Keimlinge pikieren und abhärten

Wer Anfang/Mitte März ausgesät hat, dürfte inzwischen viel frisches Grün in den Schalen und Töpfchen vorfinden. Zu eng stehende Pflanzen sollten im Zweiblattstadium pikiert d.h. vereinzelt werden, so dass sie sich ungestört weiter entfalten können.

Töpfe aus Pappe und trockene Erde saugen viel Feuchtigkeit auf. Solche Töpfchen sollten anfangs in einem Wasserbad stehen, damit sie den Setzlingen nicht die zum Anwachsen benötigte Feuchtigkeit nehmen.
Am besten eignet sich ein Teelöffel, um die Erde vorsichtig zu lockern und die Keimlinge mit samt den Wurzeln in ein größeres Gefäß zu heben, siehe Radieschen.

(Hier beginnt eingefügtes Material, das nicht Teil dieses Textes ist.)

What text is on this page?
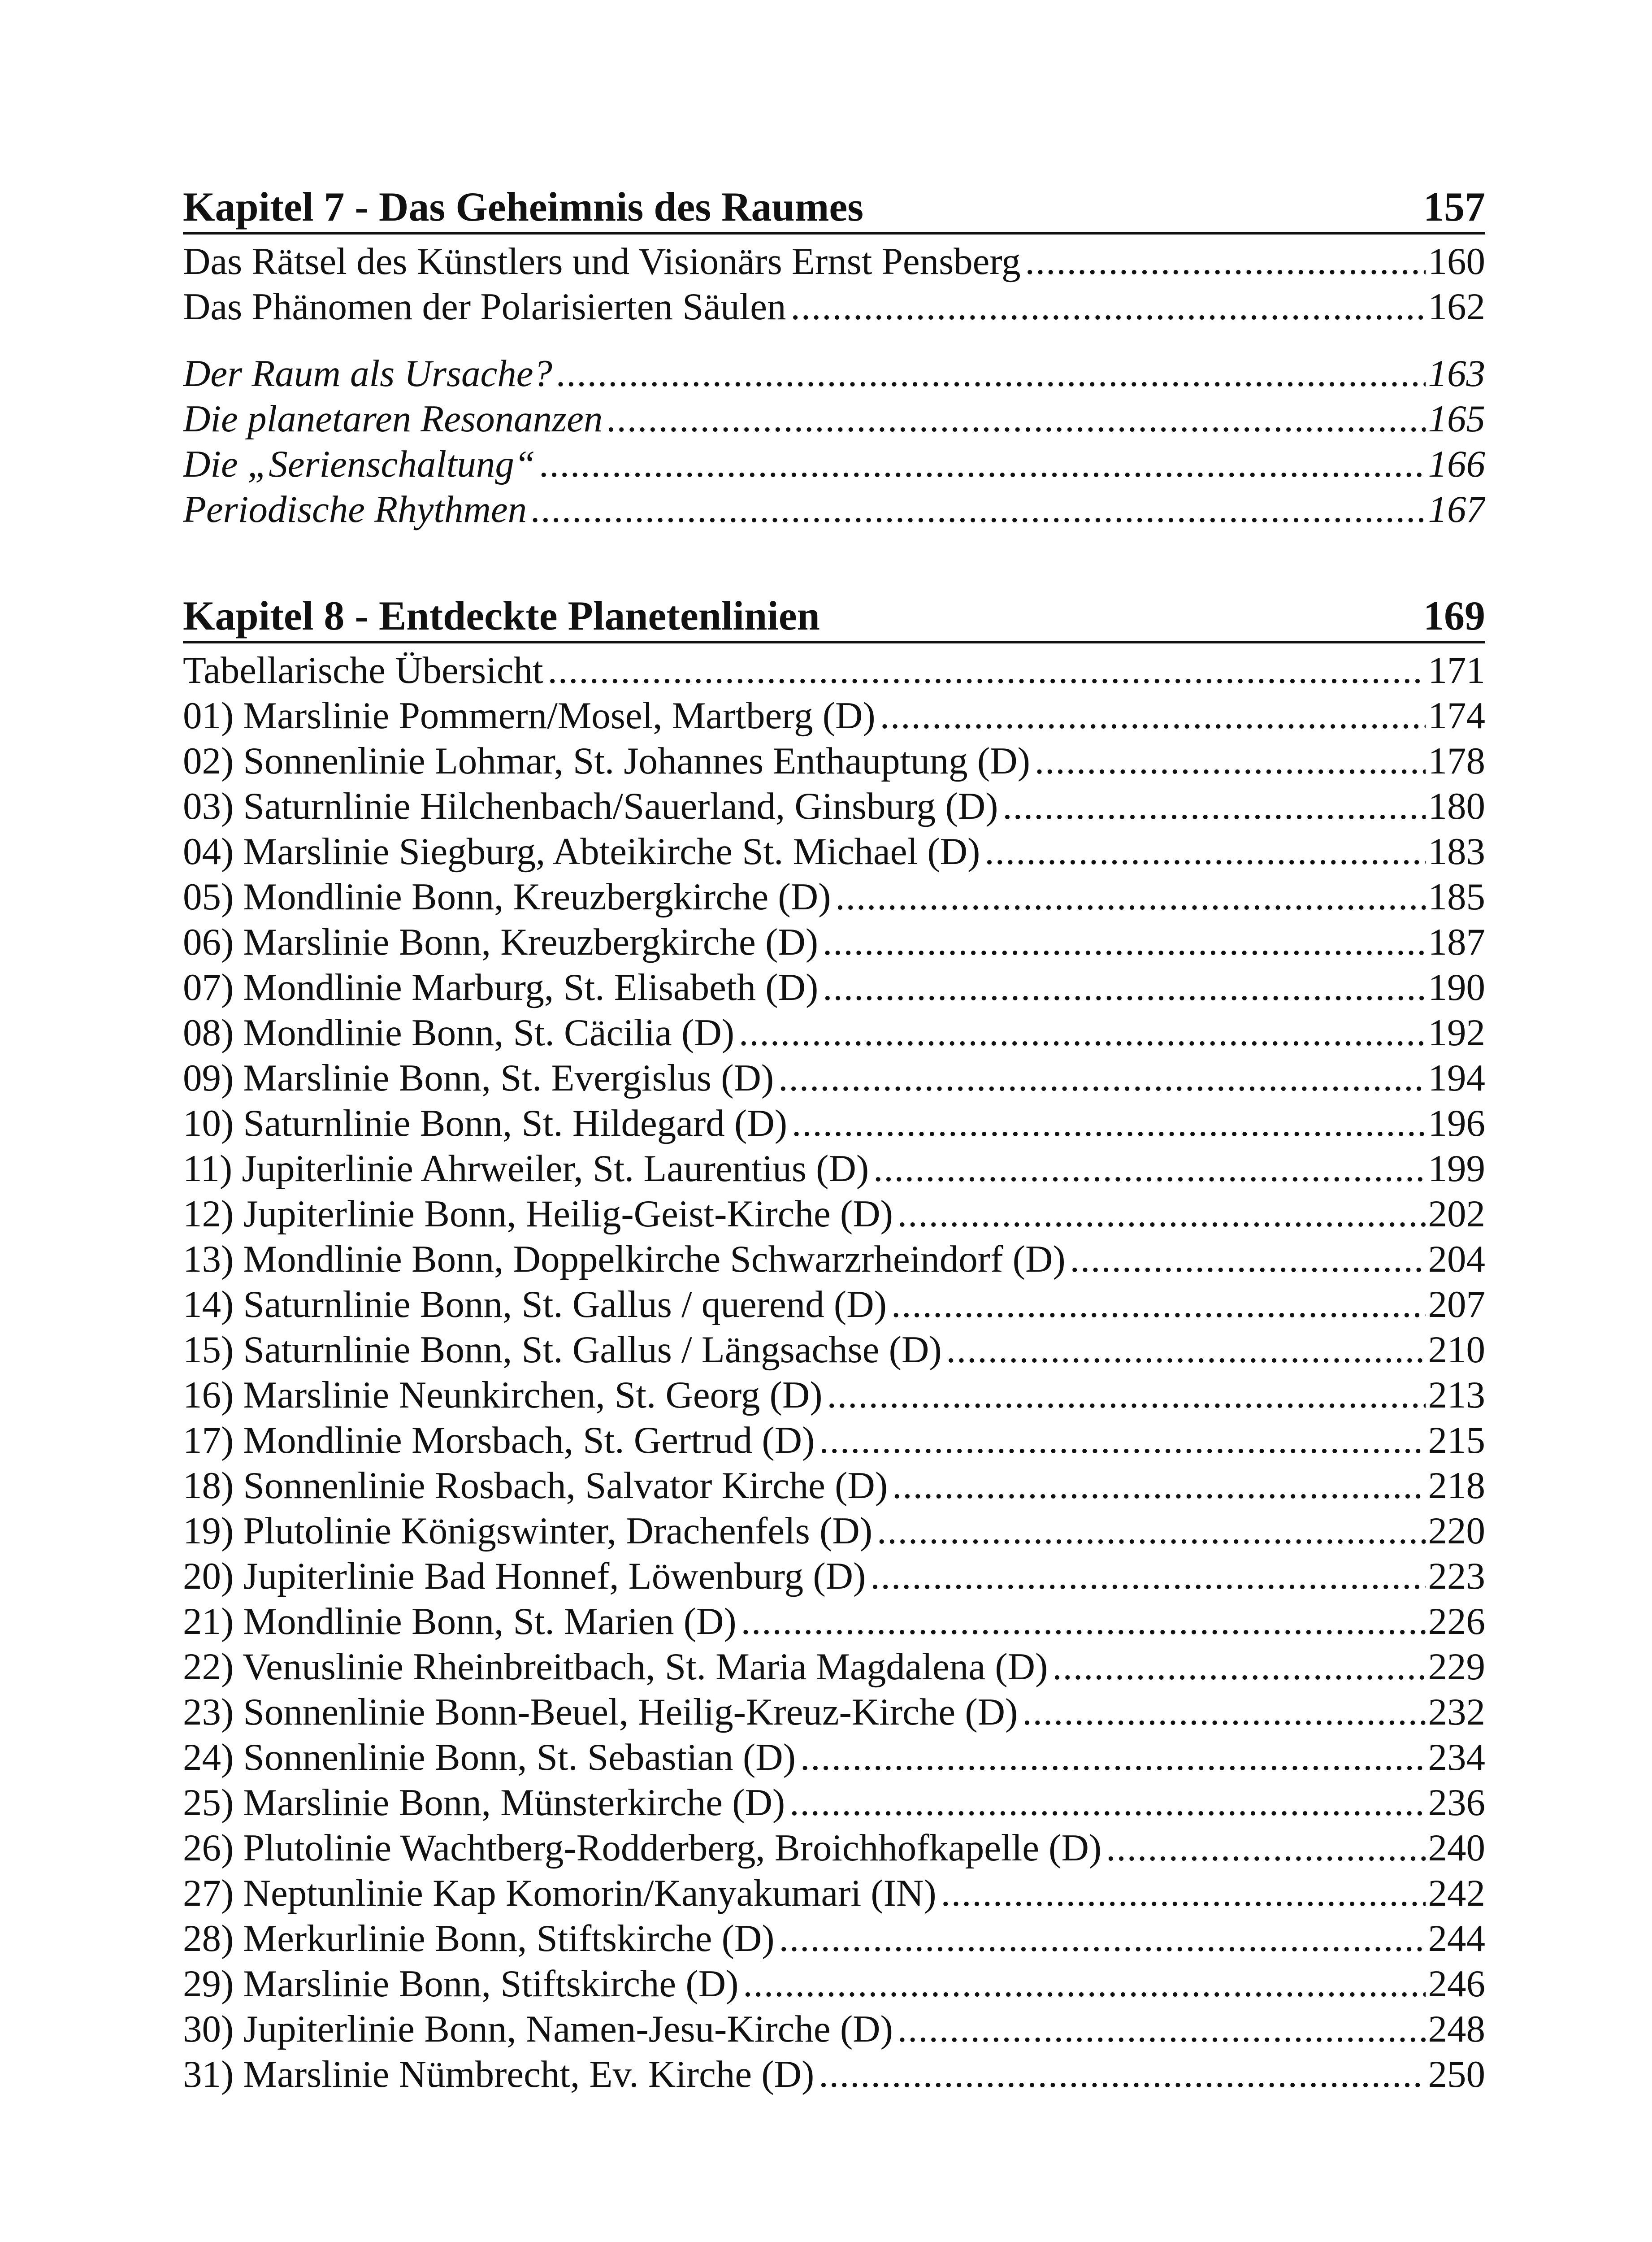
Kapitel 7 - Das Geheimnis des Raumes	157
Das Rätsel des Künstlers und Visionärs Ernst Pensberg .....	160
Das Phänomen der Polarisierten Säulen .....	162
Der Raum als Ursache? .....	163
Die planetaren Resonanzen .....	165
Die „Serienschaltung“ .....	166
Periodische Rhythmen .....	167
Kapitel 8 - Entdeckte Planetenlinien	169
Tabellarische Übersicht .....	171
01) Marslinie Pommern/Mosel, Martberg (D) .....	174
02) Sonnenlinie Lohmar, St. Johannes Enthauptung (D) .....	178
03) Saturnlinie Hilchenbach/Sauerland, Ginsburg (D) .....	180
04) Marslinie Siegburg, Abteikirche St. Michael (D) .....	183
05) Mondlinie Bonn, Kreuzbergkirche (D) .....	185
06) Marslinie Bonn, Kreuzbergkirche (D) .....	187
07) Mondlinie Marburg, St. Elisabeth (D) .....	190
08) Mondlinie Bonn, St. Cäcilia (D) .....	192
09) Marslinie Bonn, St. Evergislus (D) .....	194
10) Saturnlinie Bonn, St. Hildegard (D) .....	196
11) Jupiterlinie Ahrweiler, St. Laurentius (D) .....	199
12) Jupiterlinie Bonn, Heilig-Geist-Kirche (D) .....	202
13) Mondlinie Bonn, Doppelkirche Schwarzrheindorf (D) .....	204
14) Saturnlinie Bonn, St. Gallus / querend (D) .....	207
15) Saturnlinie Bonn, St. Gallus / Längsachse (D) .....	210
16) Marslinie Neunkirchen, St. Georg (D) .....	213
17) Mondlinie Morsbach, St. Gertrud (D) .....	215
18) Sonnenlinie Rosbach, Salvator Kirche (D) .....	218
19) Plutolinie Königswinter, Drachenfels (D) .....	220
20) Jupiterlinie Bad Honnef, Löwenburg (D) .....	223
21) Mondlinie Bonn, St. Marien (D) .....	226
22) Venuslinie Rheinbreitbach, St. Maria Magdalena (D) .....	229
23) Sonnenlinie Bonn-Beuel, Heilig-Kreuz-Kirche (D) .....	232
24) Sonnenlinie Bonn, St. Sebastian (D) .....	234
25) Marslinie Bonn, Münsterkirche (D) .....	236
26) Plutolinie Wachtberg-Rodderberg, Broichhofkapelle (D) .....	240
27) Neptunlinie Kap Komorin/Kanyakumari (IN) .....	242
28) Merkurlinie Bonn, Stiftskirche (D) .....	244
29) Marslinie Bonn, Stiftskirche (D) .....	246
30) Jupiterlinie Bonn, Namen-Jesu-Kirche (D) .....	248
31) Marslinie Nümbrecht, Ev. Kirche (D) .....	250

Tomaten, Rukola und Paprika bei ihrem ersten Besuch auf dem Balkon. Die Keimlinge bei geeigneter Temperatur ab und zu einmal nach draußen stellen, um sie abzuhärten. Die hellgrünen Pflänzchen sind sehr lichtempfindlich und sollten nicht zu lange in die Sonne, sonst verbrennen sie. Das Sonnenlicht verhindert, dass Schießen und lässt die Blattfarbe nach einigen Wiederholungen von hell in ein dunkleres Grün übergehen.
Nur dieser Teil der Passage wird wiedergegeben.